Citation:
Un ami m’a parlé d’un livre écrit totalement en français mais qui n’utilise pas la lettre ‘e’.
Par curiosité je voudrais savoir si une chose semblable existe dans la littérature rabbinique.
Vous devez parler de
Georges Perec qui a écrit
La Disparition.
C’est un roman lipogrammatique, il n’y a pas un seul E sur des centaines de pages.
Cet auteur était un juif qui a survécu enfant à la guerre, mais ses parents n’ont pas eu cette chance.
C’est ce qui explique son esprit tourmenté et en continuelle souffrance. Il aimait bien s’imposer des contraintes dans la rédaction de ses ouvrages. Il a produit un autre roman, parait-il, découpé en 4 parties, 4x4 chapitres, 4x4x4 sous-chapitres et 4x4x4x4 paragraphes.
Il a beaucoup souffert toute sa vie, qui fut bien courte, il décéda vers l’âge de 46 ans
(il a en tout cas dépassé les 44 ans) en 1982.
Il existe d’autres lipogrammes, desquels
Perec a pu s’inspirer ;
Jacques Arago est l’auteur de
« Voyage autour du monde, sans la lettre A » (Paris 1853).
Arago lui-même a reconnu que ce livre comporte malheureusement un A qui a réussi à déjouer la vigilance de son auteur, il ne l’a pas vu et on ne peut pas lui en vouloir car il était aveugle depuis plusieurs années !
Etrangement, Arago qui n’a pas perdu la
vie à 46 ans, a tout de même perdu la
vue à 46 ans.
En réalité, il y a trois ‘A’ dans ce texte, deux en
page 18 («
un fauteuil élastique ») et un en
page 27 («
l’Europe serait fière »), il n’y a que 29 pages
(ou 26 car le récit commence en page 3), puis une dernière qui se présente comme un courrier d’une lectrice où le A est donc autorisé.

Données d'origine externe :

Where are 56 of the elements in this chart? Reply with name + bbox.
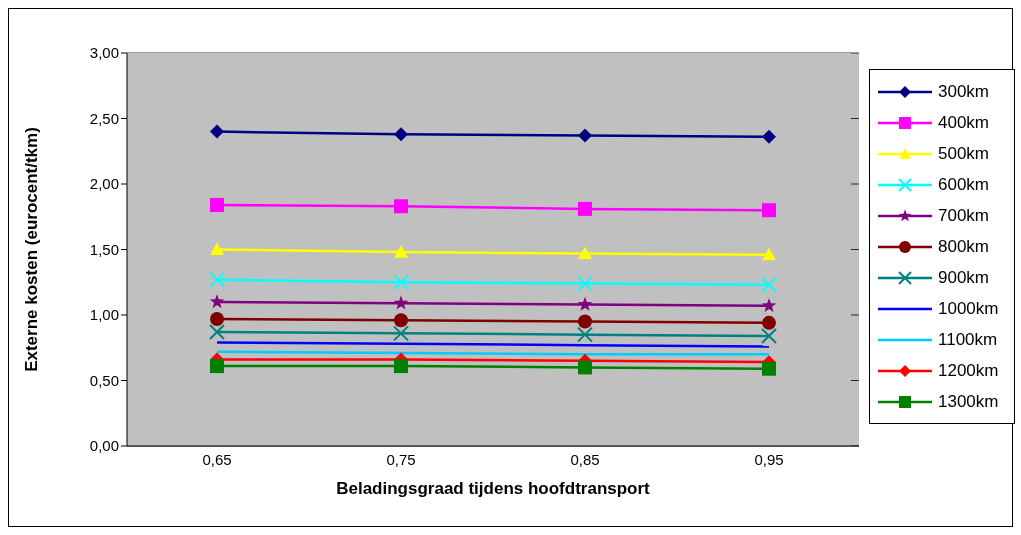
point <box>578 314 592 329</box>
point <box>578 246 592 260</box>
legend-label: 500km <box>938 143 990 164</box>
point <box>209 324 225 341</box>
point <box>577 275 593 292</box>
legend-label: 900km <box>938 267 990 288</box>
point <box>394 245 408 258</box>
legend-label: 1000km <box>938 298 999 319</box>
legend-label: 1100km <box>938 329 998 350</box>
legend-label: 300km <box>938 81 990 102</box>
point <box>210 311 224 326</box>
y-tick-label: 2,50 <box>89 109 119 127</box>
point <box>394 313 408 328</box>
y-tick-label: 1,00 <box>89 306 119 324</box>
y-tick-label: 0,50 <box>89 371 119 389</box>
point <box>762 361 776 376</box>
point <box>210 124 224 139</box>
y-axis-title: Externe kosten (eurocent/tkm) <box>22 127 42 372</box>
point <box>393 325 409 342</box>
point <box>210 359 224 374</box>
legend-label: 1200km <box>938 360 999 381</box>
point <box>578 128 592 143</box>
legend-label: 800km <box>938 236 990 257</box>
point <box>578 201 592 216</box>
x-tick-label: 0,95 <box>754 450 784 468</box>
point <box>394 199 408 214</box>
point <box>394 127 408 142</box>
point <box>577 326 593 343</box>
point <box>393 295 409 310</box>
point <box>762 315 776 330</box>
point <box>761 276 777 293</box>
point <box>762 203 776 218</box>
point <box>209 294 225 309</box>
point <box>762 129 776 144</box>
point <box>761 298 777 313</box>
point <box>761 327 777 344</box>
point <box>393 274 409 291</box>
point <box>578 360 592 375</box>
x-tick-label: 0,85 <box>570 450 600 468</box>
point <box>210 242 224 256</box>
point <box>577 296 593 311</box>
y-tick-label: 3,00 <box>89 44 119 62</box>
point <box>209 271 225 288</box>
x-tick-label: 0,75 <box>386 450 416 468</box>
x-axis-title: Beladingsgraad tijdens hoofdtransport <box>336 479 651 498</box>
y-tick-label: 0,00 <box>89 437 119 455</box>
x-tick-label: 0,65 <box>202 450 232 468</box>
point <box>210 197 224 212</box>
y-tick-label: 1,50 <box>89 240 119 258</box>
y-tick-label: 2,00 <box>89 175 119 193</box>
point <box>394 359 408 374</box>
legend-label: 1300km <box>938 391 999 412</box>
legend-label: 600km <box>938 174 990 195</box>
legend-label: 700km <box>938 205 990 226</box>
point <box>762 247 776 261</box>
legend-label: 400km <box>938 112 990 133</box>
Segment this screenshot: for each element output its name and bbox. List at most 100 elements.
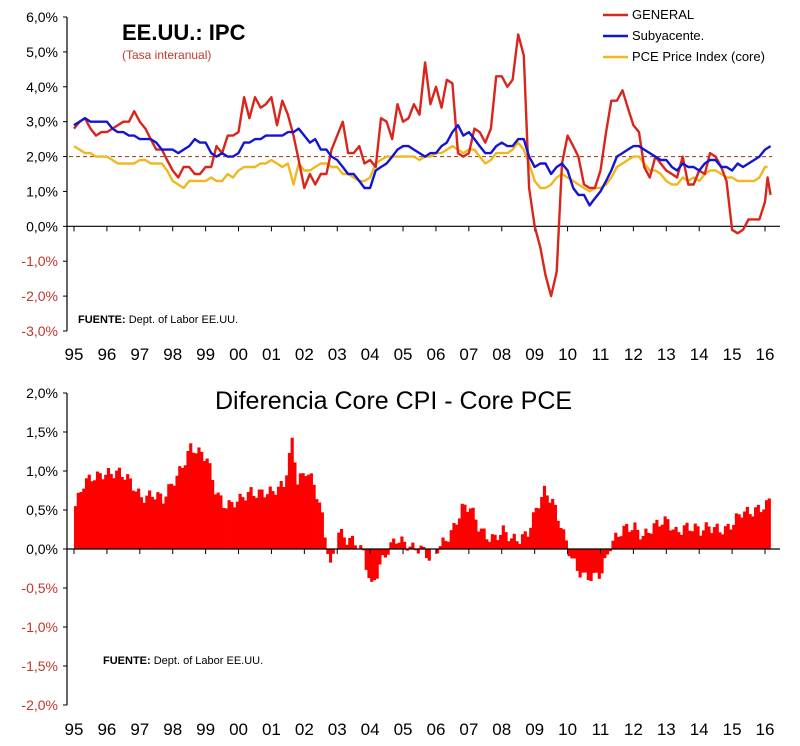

Jacques Arago avec ses trois A dans son nom, a voulu éviter les A sur 30 pages et en a laissé passer 3, tandis que
Georges Perec avec ses quatre E dans son nom a voulu éviter les E sur 300 pages et a réussi.
Pour en venir à votre question, je vois mal à ouvrage rabbinique se restreindre ainsi à éviter des lettres, on fait bien remarquer qu'il n'y a pas de "pé final" (ף) dans le Birkat Hamazon, mais ça ne semble pas voulu par l'auteur
(les auteurs).
Certes les lettres hébraïques sont toutes des consonnes et c’est plus facile à éviter qu’une voyelle, mais on ne peut pas écrire tout un livre en évitant une lettre sans adapter un peu ce que l’on veut dire et décider d’accepter de ne pas utiliser les termes les plus clairs.
Un ouvrage rabbinique se veut précis
(autant que son auteur le peut) et ne devrait donc pas se permettre ce genre d’exercice qui n’apporte rien.
C’est comme s’astreindre à écrire en rimes, cela oblige à formuler de manière parfois imprécise. Voyez ce que j’ai écrit, au nom de Rishonim, ici :
https://www.techouvot.com/viewtopic.php?p=59833
Nous trouvons toutefois des rimes dans certains Sfarim, même s’il s’agit d’un responsa halakhique, où l’auteur conclut ses lettres par quelques rimes.
Plus fréquent, il arrive qu’un auteur publie un poème au début de son ouvrage halakhique.
Mais pour ce qui est de l’exploit stylistique, j’ai vu quelques passages assez remarquables dans différents Sfarim, celui que j’ai en tête actuellement est le
Shout Rashban de
Rav Shlomo Tsvi Schük, à la fin du
tome sur Ora’h ‘Haïm (Munkacz 1900, daf 238b), il y a un tautogramme parfait et assez long, où tous les mots (il y en a 485) commencent par un Alef.
Cet exercice est facilité par la langue hébraïque qui, comme on l’a dit, ne comporte que des consonnes, pas de voyelles.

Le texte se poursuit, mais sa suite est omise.